Ask anyone who’s been through a divorce and they’ll tell you it is not easy. So take the option off the table, and hold off on marriage until you’re ready.

You’re settling

If there’s one thing you should be sure of in this life, it’s that you’re marrying the right person. If you have any doubt, or if there are other motivations at play, you’ll want to re-evaluate your decision. According to Dr. Williams, “Perhaps you think this is your only shot at finding love, this is as good at it gets, or you fear hurting or disappointing your partner. Getting married out of fear or an effort to please others is certainly likely to end in resentment later on.”

It’s also not a magic fix for other problems in your life. Williams continued, “Some people are motivated to get married to fix something wrong in their life or even fix problems within the relationship. You cannot expect anyone else to rescue you and it is very likely that your current problems will persist into the marriage.”

So make sure you’re getting married to the right person for the right reason: they’re the one.

You haven’t set boundaries

Every marriage needs boundaries, and no two marriages are alike in how they set them. What can be a deal-breaker for one couple is de rigueur for another. So if you haven’t discussed them or figured them out, you might be in trouble.

Marriage and Family Therapist Francis noted, “One major sign you may not be ready to get married is if you haven’t clarified what the boundaries are in your relationship. What things are okay? Where are the hard limits? Where are you flexible, and what is context-dependent? These conversations can cover anything from the division of household duties to connections with other people. Clear boundaries set the expectations that help keep your marriage safe, fun, and honest.” So without these rules and limits, you might feel like you’re riding on a bumpy road without a seat belt.

This is vital for polyamorous relationships too. Relationship therapist Milrad told me, “It is important that everyone involved accepts their place in the hierarchy of the relationship and understands that not everyone holds equal weight. The marital relationship is often given prominent status and all other relationships occupy a lesser one. The larger relationship will be more harmonious when each person accepts their place in the picture.”
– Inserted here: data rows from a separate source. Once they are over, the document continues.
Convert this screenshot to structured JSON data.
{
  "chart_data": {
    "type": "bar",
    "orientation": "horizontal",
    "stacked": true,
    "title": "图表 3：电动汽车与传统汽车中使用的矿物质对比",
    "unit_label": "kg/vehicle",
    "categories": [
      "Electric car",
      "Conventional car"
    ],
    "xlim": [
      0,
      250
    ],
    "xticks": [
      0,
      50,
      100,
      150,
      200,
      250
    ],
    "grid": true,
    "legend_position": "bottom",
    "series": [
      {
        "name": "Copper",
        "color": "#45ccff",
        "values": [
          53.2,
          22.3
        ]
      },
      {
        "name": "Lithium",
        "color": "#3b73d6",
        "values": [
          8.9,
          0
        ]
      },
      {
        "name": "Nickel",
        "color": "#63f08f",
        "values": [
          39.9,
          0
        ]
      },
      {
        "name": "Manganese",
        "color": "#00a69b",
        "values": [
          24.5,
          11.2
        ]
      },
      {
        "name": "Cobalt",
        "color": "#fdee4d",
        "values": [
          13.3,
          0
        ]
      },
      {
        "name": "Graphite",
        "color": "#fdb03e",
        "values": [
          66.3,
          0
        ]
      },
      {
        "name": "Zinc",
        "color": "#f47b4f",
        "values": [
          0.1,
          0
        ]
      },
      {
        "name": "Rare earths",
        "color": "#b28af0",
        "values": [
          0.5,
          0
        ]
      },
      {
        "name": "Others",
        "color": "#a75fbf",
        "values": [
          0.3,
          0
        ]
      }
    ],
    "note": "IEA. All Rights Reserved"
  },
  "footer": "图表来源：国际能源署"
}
You don’t trust your partner

Perhaps the most basic and yet important reason not to get married is because you simply can’t trust your partner, even though you may love them to pieces.

Melody Li, licensed marriage and family therapist associate (LMFTA) and relationship specialist, told me, “If your gut tells you that you cannot fully trust or believe your partner, it’s time to pump the breaks. This intuition may very well be picking up signs that your partner may not be completely truthful or transparent. And if that’s not the case, it may indicate that you have some personal work for you to do around issues of trust.” So don’t ignore those gnawing feelings as they might be telling you something you need to know.
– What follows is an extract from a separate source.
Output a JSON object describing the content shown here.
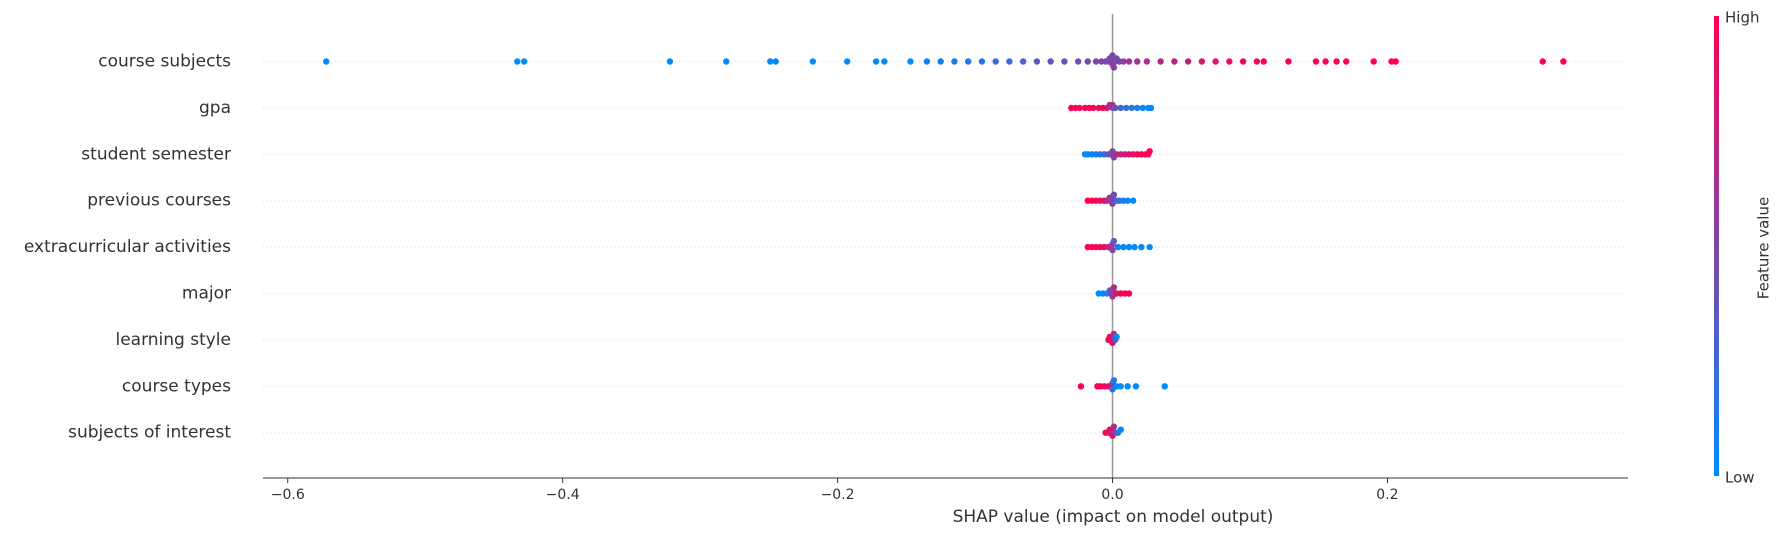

If you’ve come to grips with that fact that no, you don’t trust them, don’t despair. Li continued, “This does not mean the end of the relationship. In fact, by putting in the work, say with a licensed therapist specializing in relationships, you may be able to establish a more resilient, intimate, and fulfilling marriage.”

You think marriage will change them

Marriage, while transformative and life-affirming, will not fundamentally change you, your life, or your partner. So you don’t want to take the plunge with your partner if you don’t take them exactly as they are already. Dr. Williams asked, “Are you hoping that if you and your partner get married then he or she might be open to having children? Or do you think that marriage will stop your partner’s eyes from wandering like they have been since you’ve been dating?”

Williams noted that hoping in vain for change might also say something about you. “Getting married to someone thinking that it will change them in some way is a strong indicator that you are not ready to make the commitment to this person.”

So take your time, establish trust, set boundaries, plan for the future, and ask yourself what you’re looking for out of a marriage (and your partner). If you aren’t sure about any of it, chances are you have your answer.